Laurora no. Impassibile e tiepido verso popolo e media, non litiga, non polemizza, non raccoglie e smorza sempre eventuali fiammelle, foriere d'eventuali incendi.
Quando invece si chiude la porta, si spegne la telecamera, questo politico, figlio della seconda Repubblica tranese, si lacca gli artigli, affila le lame, serra gli occhioni e sembra come quei padri di famiglia che in pubblico dicono al figlio delinquente:"Dopo a casa facciamo i conti", continuando a sorridere agli ospiti, e una volta all'interno delle mura domestiche, tolta la cintura dei pantaloni (Oh, andiamoci piano con codesti riferimenti, di questi tempi...) , comincia a darci dentro di brutto, con mazzate e botte da orbi. I malcapitati di questa seconda e temibile versione del Laurora sono i suoi colleghi di partito, rei di non avere una condotta politica corretta, soprattutto nei suoi confronti Chi nega le sue candidature, chi crede di fare il furbo, chi cerca di estrometterlo, insomma chi crede di poterlo deflorare in varie maniere, politicamente parlando. Allora vengono meno il sorrisetto francescano, le labbra mordicchiate come un alunno in attesa dell'esame, i modi gentili e tutto l'armamentario utilizzato nelle pubbliche relazioni con giornalisti, elettori (sicuri, presunti, probabili, corteggiabili) e si prospetta un tagliente, sottile, cinico politico, pronto a fare i bagagli, a sbattere la porta, dopo aver sonoramente "cazziato" chi aveva preordinato sgambetti nei suoi confronti. Basta leggersi, nell'ordine, i messaggini inviati al capo pugliese di FI ai tempi del divorzio dai forzisti e, da ultimo, quello, stizzito, per usare un eufemismo, verso il segretario cittadino UDC, che aveva messo bocca in questione provinciale non di sua competenza. Sempre su questioni di candidature sue. Insomma carezze e sorrisi al popolo, strizzate nei genitali (metaforiche) ai colleghi che sgarrano.

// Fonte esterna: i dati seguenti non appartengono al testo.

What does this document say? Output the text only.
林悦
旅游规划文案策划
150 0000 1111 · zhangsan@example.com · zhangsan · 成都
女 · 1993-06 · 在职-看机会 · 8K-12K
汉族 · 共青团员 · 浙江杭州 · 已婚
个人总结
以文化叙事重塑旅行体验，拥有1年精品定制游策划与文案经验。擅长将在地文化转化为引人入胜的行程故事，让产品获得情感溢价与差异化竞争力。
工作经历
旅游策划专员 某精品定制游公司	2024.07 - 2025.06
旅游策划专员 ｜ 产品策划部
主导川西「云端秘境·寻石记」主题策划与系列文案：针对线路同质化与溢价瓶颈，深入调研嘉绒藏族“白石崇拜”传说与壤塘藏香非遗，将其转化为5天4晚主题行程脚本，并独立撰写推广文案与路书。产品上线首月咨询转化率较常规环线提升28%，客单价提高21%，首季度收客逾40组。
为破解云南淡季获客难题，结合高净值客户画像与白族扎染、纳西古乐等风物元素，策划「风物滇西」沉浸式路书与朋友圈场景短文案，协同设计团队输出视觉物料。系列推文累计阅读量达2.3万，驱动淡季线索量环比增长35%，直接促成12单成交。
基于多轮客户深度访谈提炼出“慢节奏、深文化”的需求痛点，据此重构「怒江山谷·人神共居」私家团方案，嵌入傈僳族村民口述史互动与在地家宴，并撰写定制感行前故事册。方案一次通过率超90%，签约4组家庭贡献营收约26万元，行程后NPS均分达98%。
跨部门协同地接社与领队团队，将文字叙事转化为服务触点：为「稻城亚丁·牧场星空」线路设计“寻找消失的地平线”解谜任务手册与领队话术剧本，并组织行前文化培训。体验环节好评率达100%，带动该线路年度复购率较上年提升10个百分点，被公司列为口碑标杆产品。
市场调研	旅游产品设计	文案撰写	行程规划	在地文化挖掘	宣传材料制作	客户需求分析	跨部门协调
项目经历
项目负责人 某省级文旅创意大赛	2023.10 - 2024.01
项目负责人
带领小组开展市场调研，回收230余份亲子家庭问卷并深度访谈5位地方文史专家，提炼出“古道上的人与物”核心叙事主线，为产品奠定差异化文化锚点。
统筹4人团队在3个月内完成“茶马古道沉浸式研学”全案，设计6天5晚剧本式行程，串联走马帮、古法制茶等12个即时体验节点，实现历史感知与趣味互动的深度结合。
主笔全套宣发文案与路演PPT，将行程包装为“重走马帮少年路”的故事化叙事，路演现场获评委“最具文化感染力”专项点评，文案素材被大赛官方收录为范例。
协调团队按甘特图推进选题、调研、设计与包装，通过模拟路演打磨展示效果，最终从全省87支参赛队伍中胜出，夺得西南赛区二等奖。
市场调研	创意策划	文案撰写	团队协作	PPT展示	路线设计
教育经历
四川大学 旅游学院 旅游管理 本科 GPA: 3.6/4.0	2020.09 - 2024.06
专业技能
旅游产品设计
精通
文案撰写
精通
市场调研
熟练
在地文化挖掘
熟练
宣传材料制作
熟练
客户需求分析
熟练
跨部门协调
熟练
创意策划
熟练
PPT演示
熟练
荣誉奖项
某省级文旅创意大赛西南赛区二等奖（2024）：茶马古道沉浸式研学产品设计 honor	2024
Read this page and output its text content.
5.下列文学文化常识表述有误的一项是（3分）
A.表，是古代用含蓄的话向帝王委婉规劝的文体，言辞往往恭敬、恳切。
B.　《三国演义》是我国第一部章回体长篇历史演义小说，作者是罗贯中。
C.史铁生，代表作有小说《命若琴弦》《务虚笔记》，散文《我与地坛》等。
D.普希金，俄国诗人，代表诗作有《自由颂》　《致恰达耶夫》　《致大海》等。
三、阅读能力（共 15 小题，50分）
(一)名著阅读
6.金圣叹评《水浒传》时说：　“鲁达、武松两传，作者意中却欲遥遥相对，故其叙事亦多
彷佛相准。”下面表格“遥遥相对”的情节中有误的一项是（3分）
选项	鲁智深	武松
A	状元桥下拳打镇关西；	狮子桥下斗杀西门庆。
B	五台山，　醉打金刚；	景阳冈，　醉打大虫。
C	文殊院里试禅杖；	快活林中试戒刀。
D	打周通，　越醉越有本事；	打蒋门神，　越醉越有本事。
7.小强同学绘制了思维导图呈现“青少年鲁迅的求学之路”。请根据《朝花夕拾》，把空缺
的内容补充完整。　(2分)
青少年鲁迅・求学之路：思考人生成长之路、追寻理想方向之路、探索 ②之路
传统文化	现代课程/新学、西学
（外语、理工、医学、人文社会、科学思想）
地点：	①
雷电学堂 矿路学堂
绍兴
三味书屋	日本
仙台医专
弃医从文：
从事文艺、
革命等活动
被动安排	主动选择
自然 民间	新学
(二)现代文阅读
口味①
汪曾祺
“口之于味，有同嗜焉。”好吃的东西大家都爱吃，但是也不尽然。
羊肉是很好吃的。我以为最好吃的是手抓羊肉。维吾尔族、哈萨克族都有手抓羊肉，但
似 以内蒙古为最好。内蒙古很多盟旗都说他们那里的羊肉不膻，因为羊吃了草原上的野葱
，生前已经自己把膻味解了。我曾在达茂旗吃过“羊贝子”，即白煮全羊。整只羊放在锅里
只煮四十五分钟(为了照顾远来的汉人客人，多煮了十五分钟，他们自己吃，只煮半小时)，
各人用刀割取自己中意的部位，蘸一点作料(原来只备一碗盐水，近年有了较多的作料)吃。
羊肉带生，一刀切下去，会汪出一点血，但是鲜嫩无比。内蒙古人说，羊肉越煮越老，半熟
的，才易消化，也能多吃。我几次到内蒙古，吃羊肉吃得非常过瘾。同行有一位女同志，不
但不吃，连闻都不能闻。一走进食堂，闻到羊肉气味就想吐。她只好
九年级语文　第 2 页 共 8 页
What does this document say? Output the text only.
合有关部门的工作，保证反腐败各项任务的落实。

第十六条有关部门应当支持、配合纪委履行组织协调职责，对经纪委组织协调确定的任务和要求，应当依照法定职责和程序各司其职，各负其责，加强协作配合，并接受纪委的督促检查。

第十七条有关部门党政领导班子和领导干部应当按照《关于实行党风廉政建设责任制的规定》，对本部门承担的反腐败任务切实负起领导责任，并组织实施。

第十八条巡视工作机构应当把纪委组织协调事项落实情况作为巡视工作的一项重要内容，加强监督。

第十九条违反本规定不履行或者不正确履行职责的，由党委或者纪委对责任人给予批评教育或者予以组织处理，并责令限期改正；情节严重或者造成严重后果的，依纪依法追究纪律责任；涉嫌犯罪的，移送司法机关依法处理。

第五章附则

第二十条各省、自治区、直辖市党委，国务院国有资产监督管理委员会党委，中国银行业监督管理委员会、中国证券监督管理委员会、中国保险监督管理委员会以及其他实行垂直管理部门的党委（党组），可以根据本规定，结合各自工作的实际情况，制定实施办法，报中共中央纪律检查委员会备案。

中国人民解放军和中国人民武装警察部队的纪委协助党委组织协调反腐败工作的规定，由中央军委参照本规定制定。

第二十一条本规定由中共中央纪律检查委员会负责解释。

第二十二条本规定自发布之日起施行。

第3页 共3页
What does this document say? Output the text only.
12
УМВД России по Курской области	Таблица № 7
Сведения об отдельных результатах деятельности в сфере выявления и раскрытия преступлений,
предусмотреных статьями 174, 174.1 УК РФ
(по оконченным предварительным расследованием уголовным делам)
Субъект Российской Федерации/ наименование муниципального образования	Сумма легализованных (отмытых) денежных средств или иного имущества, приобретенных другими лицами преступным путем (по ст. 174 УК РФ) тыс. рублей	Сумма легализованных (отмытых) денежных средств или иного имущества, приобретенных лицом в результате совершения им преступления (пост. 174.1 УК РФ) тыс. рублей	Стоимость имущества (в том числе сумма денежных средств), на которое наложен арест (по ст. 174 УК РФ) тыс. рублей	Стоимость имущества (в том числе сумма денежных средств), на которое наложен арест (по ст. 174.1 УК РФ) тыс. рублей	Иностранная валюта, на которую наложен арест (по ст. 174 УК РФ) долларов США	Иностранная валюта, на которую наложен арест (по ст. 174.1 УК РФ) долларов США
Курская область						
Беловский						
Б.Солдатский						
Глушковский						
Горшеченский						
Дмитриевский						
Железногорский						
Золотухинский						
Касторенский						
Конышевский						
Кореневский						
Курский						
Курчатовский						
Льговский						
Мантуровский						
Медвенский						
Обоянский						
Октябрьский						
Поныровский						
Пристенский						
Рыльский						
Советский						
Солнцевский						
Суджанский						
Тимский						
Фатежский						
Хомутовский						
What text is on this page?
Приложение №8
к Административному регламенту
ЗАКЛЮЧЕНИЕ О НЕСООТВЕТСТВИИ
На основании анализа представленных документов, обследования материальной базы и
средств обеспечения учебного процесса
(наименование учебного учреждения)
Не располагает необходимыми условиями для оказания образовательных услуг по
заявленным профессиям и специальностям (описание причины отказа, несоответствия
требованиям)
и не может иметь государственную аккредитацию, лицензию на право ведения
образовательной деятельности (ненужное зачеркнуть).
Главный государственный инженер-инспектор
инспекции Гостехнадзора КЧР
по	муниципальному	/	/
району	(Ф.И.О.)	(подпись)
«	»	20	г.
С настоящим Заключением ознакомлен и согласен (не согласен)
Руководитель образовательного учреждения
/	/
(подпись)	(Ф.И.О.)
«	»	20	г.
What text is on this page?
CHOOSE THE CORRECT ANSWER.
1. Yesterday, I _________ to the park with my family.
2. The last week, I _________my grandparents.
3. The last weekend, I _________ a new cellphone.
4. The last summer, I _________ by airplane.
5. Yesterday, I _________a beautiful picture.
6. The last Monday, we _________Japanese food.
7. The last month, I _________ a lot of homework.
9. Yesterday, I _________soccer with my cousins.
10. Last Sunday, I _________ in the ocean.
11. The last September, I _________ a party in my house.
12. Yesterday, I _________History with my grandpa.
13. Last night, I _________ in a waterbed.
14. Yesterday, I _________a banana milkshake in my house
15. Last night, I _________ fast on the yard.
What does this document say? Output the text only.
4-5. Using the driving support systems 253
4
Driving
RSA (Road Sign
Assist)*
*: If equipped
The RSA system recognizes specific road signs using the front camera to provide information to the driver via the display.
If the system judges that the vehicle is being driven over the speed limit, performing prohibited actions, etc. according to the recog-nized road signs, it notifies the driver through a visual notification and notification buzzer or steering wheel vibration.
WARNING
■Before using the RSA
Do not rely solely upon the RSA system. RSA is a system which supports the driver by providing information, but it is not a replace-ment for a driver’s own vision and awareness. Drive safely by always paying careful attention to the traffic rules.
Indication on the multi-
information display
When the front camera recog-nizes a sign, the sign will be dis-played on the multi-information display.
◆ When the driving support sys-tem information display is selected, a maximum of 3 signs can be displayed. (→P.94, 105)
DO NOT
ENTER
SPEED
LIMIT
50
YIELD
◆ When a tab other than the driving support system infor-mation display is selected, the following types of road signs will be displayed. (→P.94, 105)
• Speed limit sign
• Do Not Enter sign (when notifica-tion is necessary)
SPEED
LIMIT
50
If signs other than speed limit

Ora è nell'UDC. Per certi versi è tornato ad una specie di "casa politica" dove avrebbe dovuto stare fin dall'inizio. Coi democristiani (acque chete e tessitori di corredi elettorali, miti col popolo e spietati al loro interno, coi propri pari). Più lo guardo, più lo leggo e più mi chiedo: santarellino o volpino?